A better beaconing API
Other
43 stars 8 forks source link

limits on number and size of pending beacons #66

Closed fergald closed 9 months ago

fergald commented 1 year ago

In this issue @marcoscaceres brought up the issue of limits on the size and number of beacons that can be pending

- The specification should include a size limit on the data to be transmitted (it's eluded to already, but something we should concretely work out). - The specification should also impose a reasonable limit on the number of pending beacons, such as to 1 or 2.

Data limits

sendBeacon and keep-alive fetches are currently limited to a total of 64k bytes of outstanding data.

It seems like Pending Beacon should also interact with this limit. There is a distinction between in-flight and pending so we have a choice to make about whether to just add them all together or to treat pending and in-flight differently.
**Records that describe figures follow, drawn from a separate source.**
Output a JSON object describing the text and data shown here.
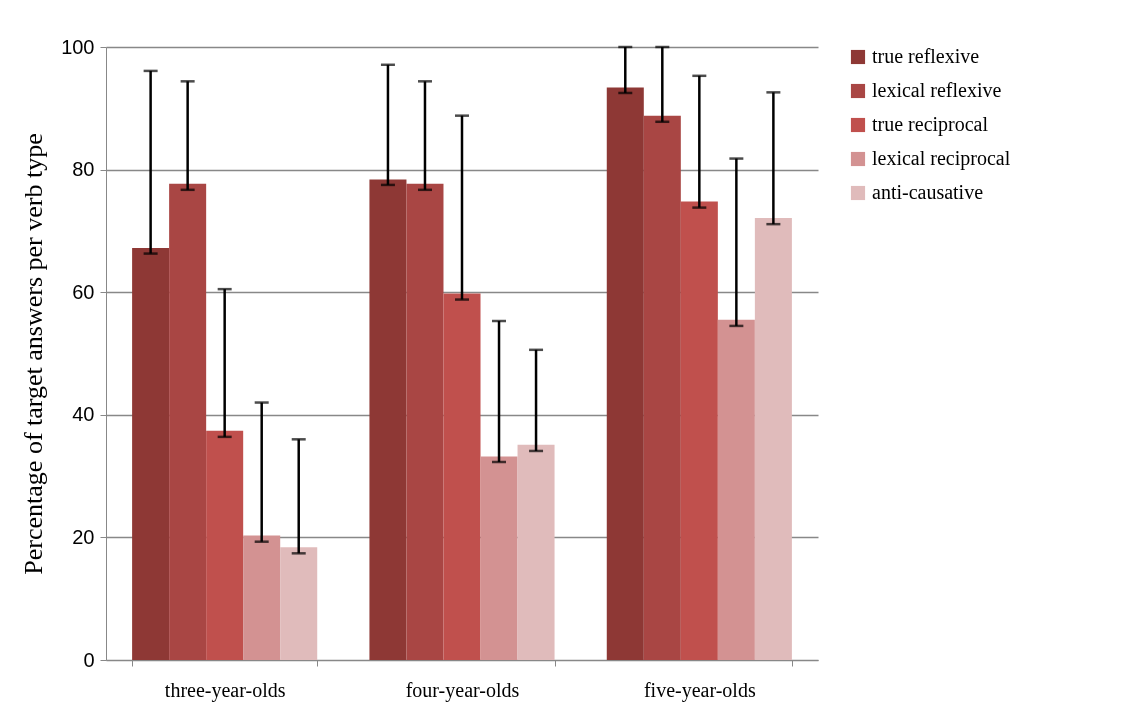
{
  "chart_data": {
    "type": "bar",
    "ylabel": "Percentage of target answers per verb type",
    "categories": [
      "three-year-olds",
      "four-year-olds",
      "five-year-olds"
    ],
    "series": [
      {
        "name": "true reflexive",
        "color": "#8e3835",
        "values": [
          67.2,
          78.4,
          93.4
        ],
        "errors": [
          [
            66.3,
            96.1
          ],
          [
            77.5,
            97.1
          ],
          [
            92.5,
            100
          ]
        ]
      },
      {
        "name": "lexical reflexive",
        "color": "#a94644",
        "values": [
          77.7,
          77.7,
          88.8
        ],
        "errors": [
          [
            76.7,
            94.4
          ],
          [
            76.7,
            94.4
          ],
          [
            87.8,
            100
          ]
        ]
      },
      {
        "name": "true reciprocal",
        "color": "#c0504d",
        "values": [
          37.4,
          59.8,
          74.8
        ],
        "errors": [
          [
            36.4,
            60.5
          ],
          [
            58.8,
            88.8
          ],
          [
            73.8,
            95.3
          ]
        ]
      },
      {
        "name": "lexical reciprocal",
        "color": "#d39292",
        "values": [
          20.3,
          33.2,
          55.5
        ],
        "errors": [
          [
            19.3,
            42.0
          ],
          [
            32.3,
            55.3
          ],
          [
            54.5,
            81.8
          ]
        ]
      },
      {
        "name": "anti-causative",
        "color": "#e0bbbb",
        "values": [
          18.4,
          35.1,
          72.1
        ],
        "errors": [
          [
            17.4,
            36.0
          ],
          [
            34.1,
            50.6
          ],
          [
            71.1,
            92.6
          ]
        ]
      }
    ],
    "ylim": [
      0,
      100
    ],
    "yticks": [
      0,
      20,
      40,
      60,
      80,
      100
    ],
    "grid": "y",
    "legend": "right"
  }
}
This also implies that we need a way to signal that a request to create a beacon has been rejected.

It also implies that setting a new payload could be rejected.

Instance limits

Currently, I believe there are no specced limits on the number of outstanding keep-alive requests that a page may have ongoing.
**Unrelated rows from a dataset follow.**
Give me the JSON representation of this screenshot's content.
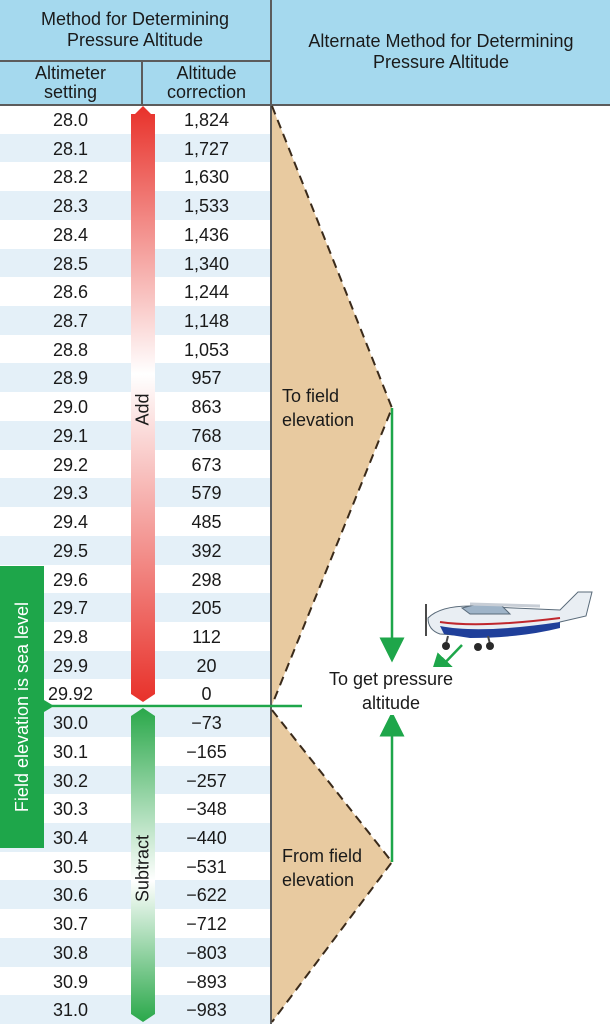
{
  "headers": {
    "left_title": "Method for Determining Pressure Altitude",
    "right_title": "Alternate Method for Determining Pressure Altitude",
    "col_altimeter": "Altimeter setting",
    "col_correction": "Altitude correction"
  },
  "rows": [
    {
      "setting": "28.0",
      "correction": "1,824"
    },
    {
      "setting": "28.1",
      "correction": "1,727"
    },
    {
      "setting": "28.2",
      "correction": "1,630"
    },
    {
      "setting": "28.3",
      "correction": "1,533"
    },
    {
      "setting": "28.4",
      "correction": "1,436"
    },
    {
      "setting": "28.5",
      "correction": "1,340"
    },
    {
      "setting": "28.6",
      "correction": "1,244"
    },
    {
      "setting": "28.7",
      "correction": "1,148"
    },
    {
      "setting": "28.8",
      "correction": "1,053"
    },
    {
      "setting": "28.9",
      "correction": "957"
    },
    {
      "setting": "29.0",
      "correction": "863"
    },
    {
      "setting": "29.1",
      "correction": "768"
    },
    {
      "setting": "29.2",
      "correction": "673"
    },
    {
      "setting": "29.3",
      "correction": "579"
    },
    {
      "setting": "29.4",
      "correction": "485"
    },
    {
      "setting": "29.5",
      "correction": "392"
    },
    {
      "setting": "29.6",
      "correction": "298"
    },
    {
      "setting": "29.7",
      "correction": "205"
    },
    {
      "setting": "29.8",
      "correction": "112"
    },
    {
      "setting": "29.9",
      "correction": "20"
    },
    {
      "setting": "29.92",
      "correction": "0"
    },
    {
      "setting": "30.0",
      "correction": "−73"
    },
    {
      "setting": "30.1",
      "correction": "−165"
    },
    {
      "setting": "30.2",
      "correction": "−257"
    },
    {
      "setting": "30.3",
      "correction": "−348"
    },
    {
      "setting": "30.4",
      "correction": "−440"
    },
    {
      "setting": "30.5",
      "correction": "−531"
    },
    {
      "setting": "30.6",
      "correction": "−622"
    },
    {
      "setting": "30.7",
      "correction": "−712"
    },
    {
      "setting": "30.8",
      "correction": "−803"
    },
    {
      "setting": "30.9",
      "correction": "−893"
    },
    {
      "setting": "31.0",
      "correction": "−983"
    }
  ],
  "bars": {
    "add_label": "Add",
    "subtract_label": "Subtract"
  },
  "sea_level_label": "Field elevation is sea level",
  "annotations": {
    "to_field": "To field elevation",
    "to_get": "To get pressure altitude",
    "from_field": "From field elevation"
  },
  "colors": {
    "header_bg": "#a5d9ee",
    "row_stripe": "#e4f0f8",
    "add_red": "#e8312a",
    "subtract_green": "#2aa84a",
    "arrow_green": "#1ea64a",
    "triangle_tan": "#e8caa0"
  }
}
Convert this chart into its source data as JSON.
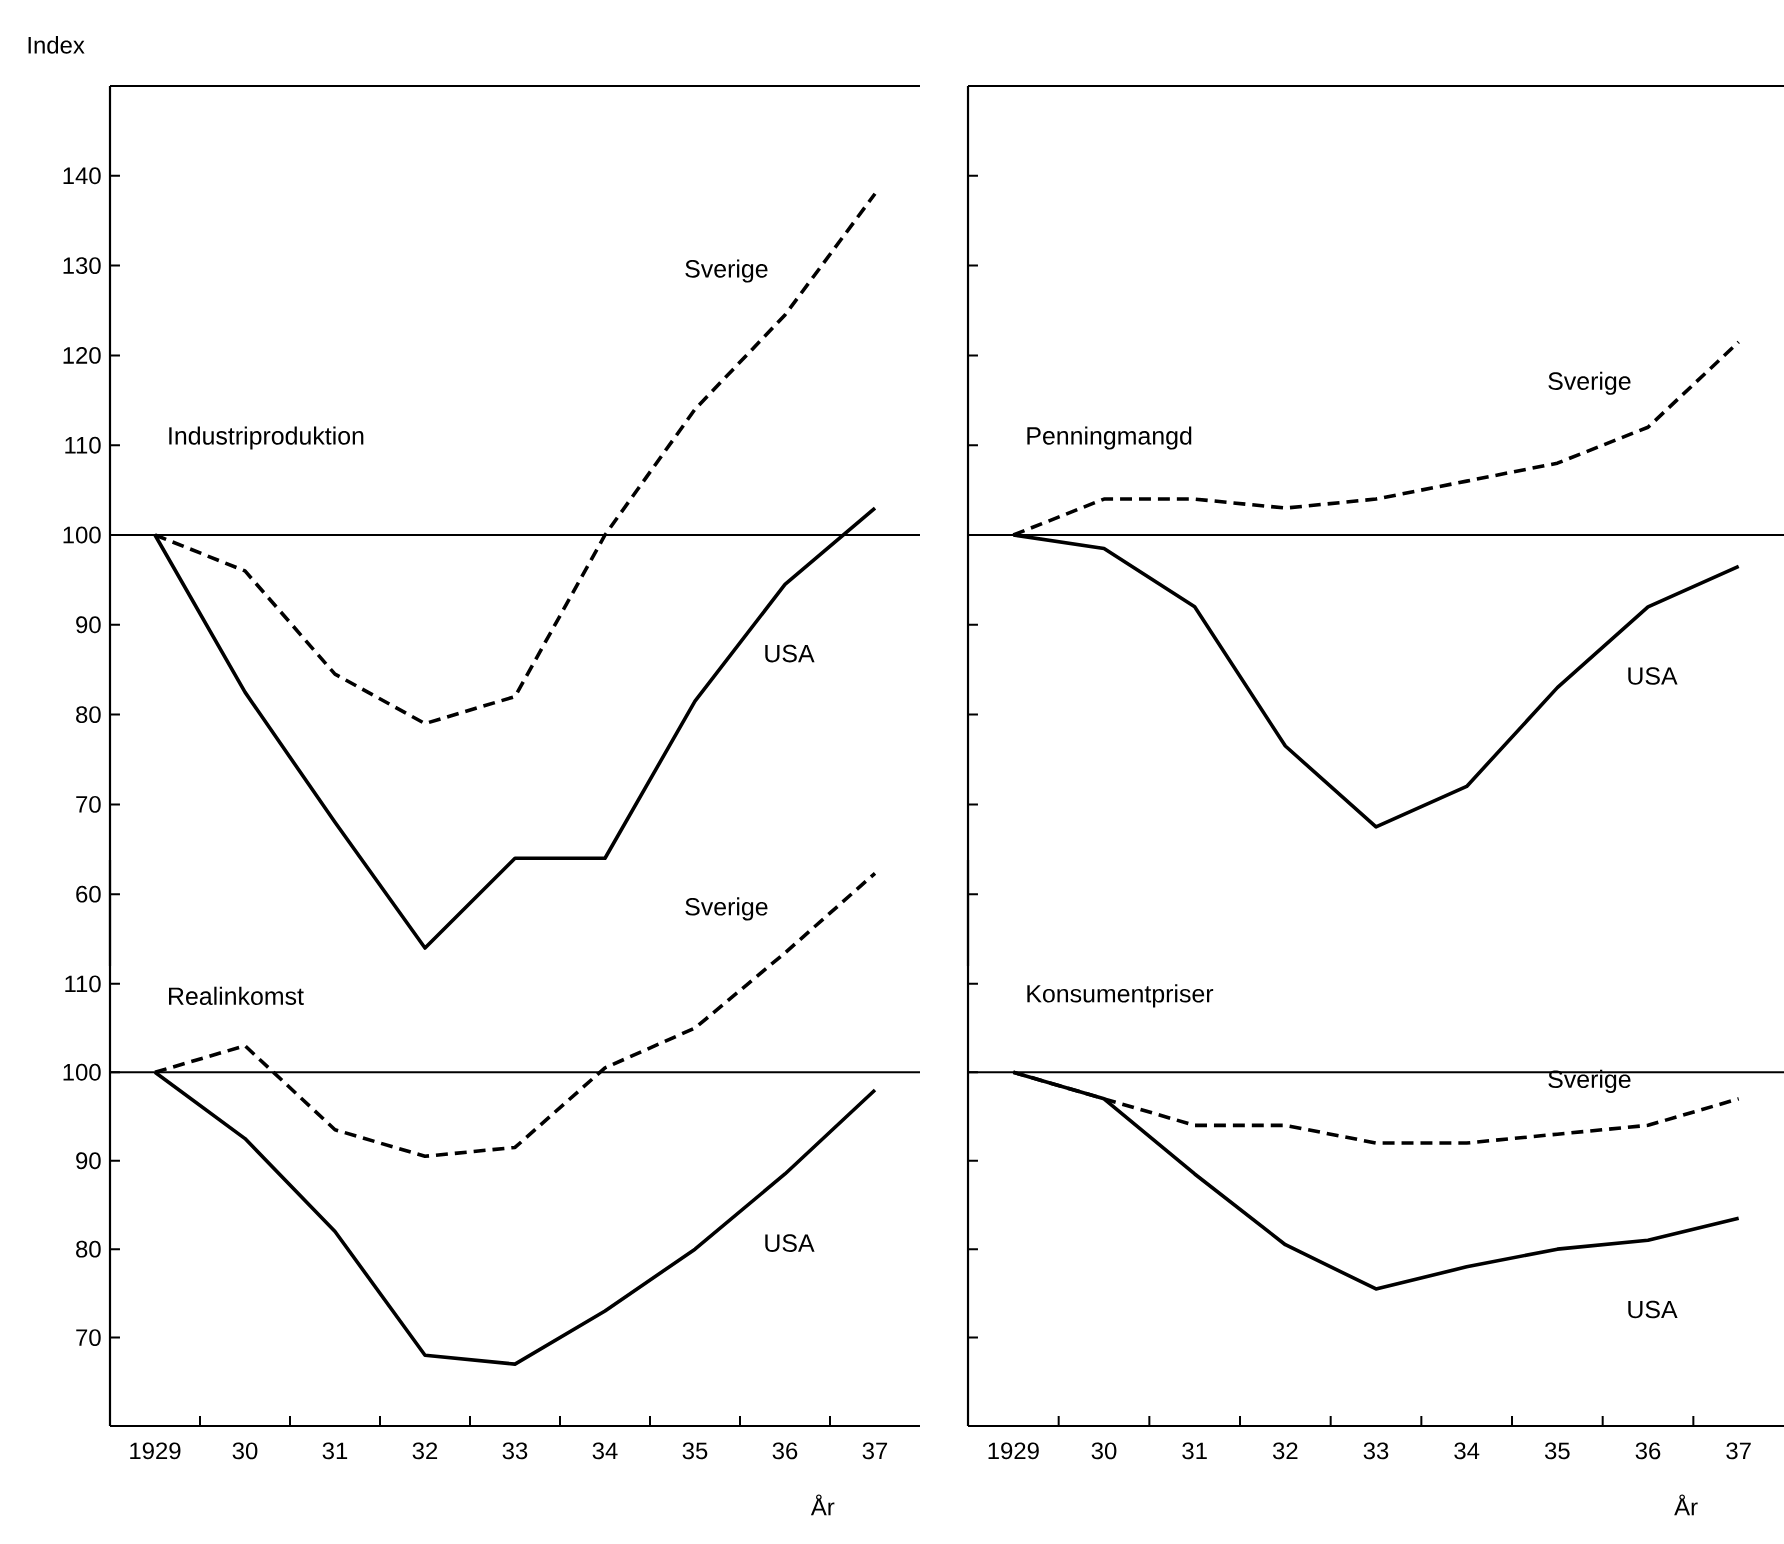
{
  "chart_data": [
    {
      "type": "line",
      "title": "Industriproduktion",
      "ylabel": "Index",
      "x": [
        1929,
        1930,
        1931,
        1932,
        1933,
        1934,
        1935,
        1936,
        1937
      ],
      "xlim": [
        1928.5,
        1937.5
      ],
      "ylim": [
        52,
        150
      ],
      "yticks": [
        60,
        70,
        80,
        90,
        100,
        110,
        120,
        130,
        140
      ],
      "tick_labels": "y",
      "ref_lines": [
        {
          "axis": "y",
          "value": 100
        }
      ],
      "series": [
        {
          "name": "Sverige",
          "color": "#000000",
          "line_style": "dashed",
          "values": [
            100,
            96,
            84.5,
            79,
            82,
            100,
            114,
            124.5,
            138
          ]
        },
        {
          "name": "USA",
          "color": "#000000",
          "line_style": "solid",
          "values": [
            100,
            82.5,
            68,
            54,
            64,
            64,
            81.5,
            94.5,
            103
          ]
        }
      ]
    },
    {
      "type": "line",
      "title": "Penningmangd",
      "x": [
        1929,
        1930,
        1931,
        1932,
        1933,
        1934,
        1935,
        1936,
        1937
      ],
      "xlim": [
        1928.5,
        1937.5
      ],
      "ylim": [
        52,
        150
      ],
      "yticks": [
        60,
        70,
        80,
        90,
        100,
        110,
        120,
        130,
        140
      ],
      "tick_labels": false,
      "ref_lines": [
        {
          "axis": "y",
          "value": 100
        }
      ],
      "series": [
        {
          "name": "Sverige",
          "color": "#000000",
          "line_style": "dashed",
          "values": [
            100,
            104,
            104,
            103,
            104,
            106,
            108,
            112,
            121.5
          ]
        },
        {
          "name": "USA",
          "color": "#000000",
          "line_style": "solid",
          "values": [
            100,
            98.5,
            92,
            76.5,
            67.5,
            72,
            83,
            92,
            96.5
          ]
        }
      ]
    },
    {
      "type": "line",
      "title": "Realinkomst",
      "xlabel": "År",
      "x": [
        1929,
        1930,
        1931,
        1932,
        1933,
        1934,
        1935,
        1936,
        1937
      ],
      "xlim": [
        1928.5,
        1937.5
      ],
      "xticks": [
        1929,
        {
          "value": 1930,
          "label": "30"
        },
        {
          "value": 1931,
          "label": "31"
        },
        {
          "value": 1932,
          "label": "32"
        },
        {
          "value": 1933,
          "label": "33"
        },
        {
          "value": 1934,
          "label": "34"
        },
        {
          "value": 1935,
          "label": "35"
        },
        {
          "value": 1936,
          "label": "36"
        },
        {
          "value": 1937,
          "label": "37"
        },
        {
          "value": 1929.5,
          "label": null
        },
        {
          "value": 1930.5,
          "label": null
        },
        {
          "value": 1931.5,
          "label": null
        },
        {
          "value": 1932.5,
          "label": null
        },
        {
          "value": 1933.5,
          "label": null
        },
        {
          "value": 1934.5,
          "label": null
        },
        {
          "value": 1935.5,
          "label": null
        },
        {
          "value": 1936.5,
          "label": null
        }
      ],
      "ylim": [
        60,
        124
      ],
      "yticks": [
        70,
        80,
        90,
        100,
        110
      ],
      "ref_lines": [
        {
          "axis": "y",
          "value": 100
        }
      ],
      "series": [
        {
          "name": "Sverige",
          "color": "#000000",
          "line_style": "dashed",
          "values": [
            100,
            103,
            93.5,
            90.5,
            91.5,
            100.5,
            105,
            113.5,
            122.5
          ]
        },
        {
          "name": "USA",
          "color": "#000000",
          "line_style": "solid",
          "values": [
            100,
            92.5,
            82,
            68,
            67,
            73,
            80,
            88.5,
            98
          ]
        }
      ]
    },
    {
      "type": "line",
      "title": "Konsumentpriser",
      "xlabel": "År",
      "x": [
        1929,
        1930,
        1931,
        1932,
        1933,
        1934,
        1935,
        1936,
        1937
      ],
      "xlim": [
        1928.5,
        1937.5
      ],
      "xticks": [
        1929,
        {
          "value": 1930,
          "label": "30"
        },
        {
          "value": 1931,
          "label": "31"
        },
        {
          "value": 1932,
          "label": "32"
        },
        {
          "value": 1933,
          "label": "33"
        },
        {
          "value": 1934,
          "label": "34"
        },
        {
          "value": 1935,
          "label": "35"
        },
        {
          "value": 1936,
          "label": "36"
        },
        {
          "value": 1937,
          "label": "37"
        },
        {
          "value": 1929.5,
          "label": null
        },
        {
          "value": 1930.5,
          "label": null
        },
        {
          "value": 1931.5,
          "label": null
        },
        {
          "value": 1932.5,
          "label": null
        },
        {
          "value": 1933.5,
          "label": null
        },
        {
          "value": 1934.5,
          "label": null
        },
        {
          "value": 1935.5,
          "label": null
        },
        {
          "value": 1936.5,
          "label": null
        }
      ],
      "ylim": [
        60,
        124
      ],
      "yticks": [
        70,
        80,
        90,
        100,
        110
      ],
      "tick_labels": "x",
      "ref_lines": [
        {
          "axis": "y",
          "value": 100
        }
      ],
      "series": [
        {
          "name": "Sverige",
          "color": "#000000",
          "line_style": "dashed",
          "values": [
            100,
            97,
            94,
            94,
            92,
            92,
            93,
            94,
            97
          ]
        },
        {
          "name": "USA",
          "color": "#000000",
          "line_style": "solid",
          "values": [
            100,
            97,
            88.5,
            80.5,
            75.5,
            78,
            80,
            81,
            83.5
          ]
        }
      ]
    }
  ]
}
Also it will be difficult/impossible for a page to manage keeping the number below some limit when beacons are likely to be created by 3rd party scripts (e.g. RUM providers, analytics, ads).
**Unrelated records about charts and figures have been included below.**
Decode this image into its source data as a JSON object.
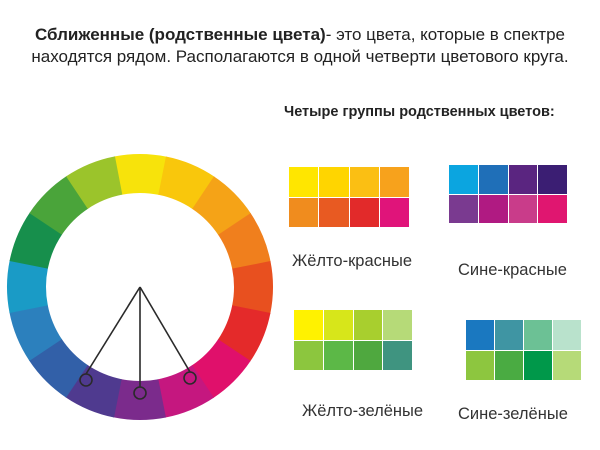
{
  "header": {
    "title_bold": "Сближенные (родственные цвета)",
    "title_rest": "- это цвета, которые в спектре находятся рядом. Располагаются в одной четверти цветового круга.",
    "groups_heading": "Четыре группы родственных цветов:"
  },
  "wheel": {
    "segments": [
      "#f7e30b",
      "#f9c70c",
      "#f5a317",
      "#f07f1d",
      "#e8501f",
      "#e42a2a",
      "#e0106b",
      "#c5177f",
      "#7b2b8c",
      "#4f3a8f",
      "#3260a8",
      "#2c80bd",
      "#1a9bc6",
      "#178f4c",
      "#4aa43a",
      "#9bc42b"
    ],
    "marker_color": "#2a2a2a"
  },
  "groups": [
    {
      "label": "Жёлто-красные",
      "rows": [
        [
          "#ffe600",
          "#ffd500",
          "#fbbf13",
          "#f7a21c"
        ],
        [
          "#f08c1e",
          "#e85a22",
          "#e22a2a",
          "#e0147a"
        ]
      ]
    },
    {
      "label": "Сине-красные",
      "rows": [
        [
          "#0ba5e0",
          "#1f6fb8",
          "#5a2580",
          "#3b1e73"
        ],
        [
          "#7a3a90",
          "#b01a82",
          "#c93c8a",
          "#e01670"
        ]
      ]
    },
    {
      "label": "Жёлто-зелёные",
      "rows": [
        [
          "#fff200",
          "#d7e61a",
          "#a8cf2e",
          "#b6da78"
        ],
        [
          "#8cc63e",
          "#5cb847",
          "#4fa83f",
          "#3f9480"
        ]
      ]
    },
    {
      "label": "Сине-зелёные",
      "rows": [
        [
          "#1a78c0",
          "#3f95a3",
          "#6cc195",
          "#b9e2cc"
        ],
        [
          "#8dc63f",
          "#4aab42",
          "#00984a",
          "#b6da78"
        ]
      ]
    }
  ]
}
So while there may be a need to limit the amount of data that will suddenly appear on the network at end of page, I want to be careful about overly strict limits.

@marcoscaceres could you elaborate on the motivation for the limits you suggested?

General

Any limits we impose that make the API unattractive/difficult will block adoption and leave pages using existing APIs. Existing APIs force devs to send redundant data e.g. on every pagehide or every time visibility becomes "hidden"`. Sending data gradually over the lifetime of the page will avoid running into the keep-alive in-flight limit but could result in sending far more data overall.

One strategy could be that a request to create a new beacon that would breach the limit, causes older beacons to be sent sooner than they otherwise would have, making space for the new one.

marcoscaceres commented 1 year ago

@marcoscaceres could you elaborate on the motivation for the limits you suggested?

even though each beacon is restricted to 64kb, one could just create a thousand pending beacon instances and chunk all the data, right?

the purpose of the limit is to provide the flexibility sites need, but not leave it open to abuse by every script on a page or iframe.

Beacons should only be used on very special occasions by privileged actors. Otherwise sites should just use fetch, no?

fergald commented 1 year ago

I might be misreading it in the section 8.10 about inflightKeepaliveBytes, it says that the cumulative total for all outstanding keep-alive requests in the fetch group is 64kb.

Beacons should only be used on very special occasions by privileged actors.

I don't see why this would be true. Beacons could be used by anyone who has data where they

Additionally, there is the facility to update the data continuously and know that only the final value will be sent e.g. for Core Web Vitals metrics, like cumulative layout shift, a beacon would be created on page load, it would be updated every time there is some layout shift and eventually when the user navigates away (or some timeout expires), the last value is sent. Another example is impression data for ads (number of seconds on-screen).

yoavweiss commented 1 year ago

@marcoscaceres it may help to clarify what the threat model for abuse you are concerned with.

marcoscaceres commented 1 year ago

Admittedly, I'm (at least for now) not the right person to be responding here as I haven't actually read that part of the fetch spec and have limited knowledge of Beacon 😬 I'm clearly making incorrect assumptions based on the internal feedback I used to put together the WebKit position - my various question marks above were sincere.

I'm meeting with Anne and Alex next week to discuss concerns and respond properly. One of us will be point on this in the coming week(s): hopefully with clarifications, detailed outline of any concerns, and a concrete proposal for moving forward.

mingyc commented 9 months ago

See the algorithm to handle totalScheduledDeferredBytesForOrigin in the Deferred fetching section of fetchLater() spec.